Henri, cette image, cette femme, son tailleur me hantent. Tu as vu son élégance dans la dignité de l'inique? Terrible image, terrible et pourtant nécessaire à voir. Tu as vu le regard du flic à sa gauche, celui de gauche est le plus sadique. Quelle dignité, cette femme! Quelle dignité dans la mort décidée par un régime de dictature qui tue tous les jours, sous couvert de parodies de procès. Paix à l'âme de cette femme! Peu importe sa faute, si faute il y a ! Elle est digne sur ton site, Henri, cette femme. Elle est digne.

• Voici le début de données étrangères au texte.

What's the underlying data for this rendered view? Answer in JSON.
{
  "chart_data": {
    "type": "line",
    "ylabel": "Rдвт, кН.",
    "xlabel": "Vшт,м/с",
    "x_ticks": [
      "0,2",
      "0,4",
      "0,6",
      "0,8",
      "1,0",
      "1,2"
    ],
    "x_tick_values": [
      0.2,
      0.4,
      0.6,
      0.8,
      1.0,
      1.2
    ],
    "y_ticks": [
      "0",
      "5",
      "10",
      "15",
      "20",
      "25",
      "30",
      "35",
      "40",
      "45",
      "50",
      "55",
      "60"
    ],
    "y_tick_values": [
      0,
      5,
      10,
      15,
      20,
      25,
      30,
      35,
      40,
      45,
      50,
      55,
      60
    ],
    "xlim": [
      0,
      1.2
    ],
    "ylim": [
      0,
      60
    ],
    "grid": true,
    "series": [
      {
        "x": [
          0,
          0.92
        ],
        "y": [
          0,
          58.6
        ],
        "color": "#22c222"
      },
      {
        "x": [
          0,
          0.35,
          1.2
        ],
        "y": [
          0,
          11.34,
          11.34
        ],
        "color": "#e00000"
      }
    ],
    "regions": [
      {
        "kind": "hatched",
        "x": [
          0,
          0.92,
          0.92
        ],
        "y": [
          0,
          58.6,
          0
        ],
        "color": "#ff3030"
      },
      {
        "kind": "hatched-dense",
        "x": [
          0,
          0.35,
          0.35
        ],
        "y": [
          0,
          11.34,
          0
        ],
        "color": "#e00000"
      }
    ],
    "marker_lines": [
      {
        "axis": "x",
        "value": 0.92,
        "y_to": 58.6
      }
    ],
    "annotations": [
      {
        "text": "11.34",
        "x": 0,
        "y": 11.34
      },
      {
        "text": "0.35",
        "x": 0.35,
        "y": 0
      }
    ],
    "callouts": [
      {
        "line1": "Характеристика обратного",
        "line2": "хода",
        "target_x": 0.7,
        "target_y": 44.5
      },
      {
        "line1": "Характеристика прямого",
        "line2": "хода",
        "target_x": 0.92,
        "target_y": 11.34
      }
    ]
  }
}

je voudrai juste crier qui se donne le droit de vie ou de mort même pas jésus tu ne tuera pas ton prochain ceux là sont sans doute plus coupable envers leur culpabilité face au ciel j'en suis sur il le sauront dans leur vie d'avenir je suis outré que des êtres décide de la vie ou de la mort des autres et eux qui sont t'ils l'incarnation du diable surement ils ne pourront jamais combattre l'amour car au travers la mort la vie renaît !!! ! amités phil
Henri, cette image, cette femme, son tailleur me hantent. Tu as vu son élégance dans la dignité de l'inique? Terrible image, terrible et pourtant nécessaire à voir. Tu as vu le regard du flic à sa gauche, celui de gauche est le plus sadique. Quelle dignité, cette femme! Quelle dignité dans la mort décidée par un régime de dictature qui tue tous les jours, sous couvert de parodies de procès. Paix à l'âme de cette femme! Peu importe sa faute, si faute il y a ! Elle est digne sur ton site, Henri, cette femme. Elle est digne.
L'élégance du tonnerre.
Ta suprême élégance, Henri, c'est de t'attacher à ce tailleur- pas grand chose finalement ce tailleur et de l'ériger comme un réquisitoire contre la peine de mort. L'élégance du tonnerre. Tu es un grand!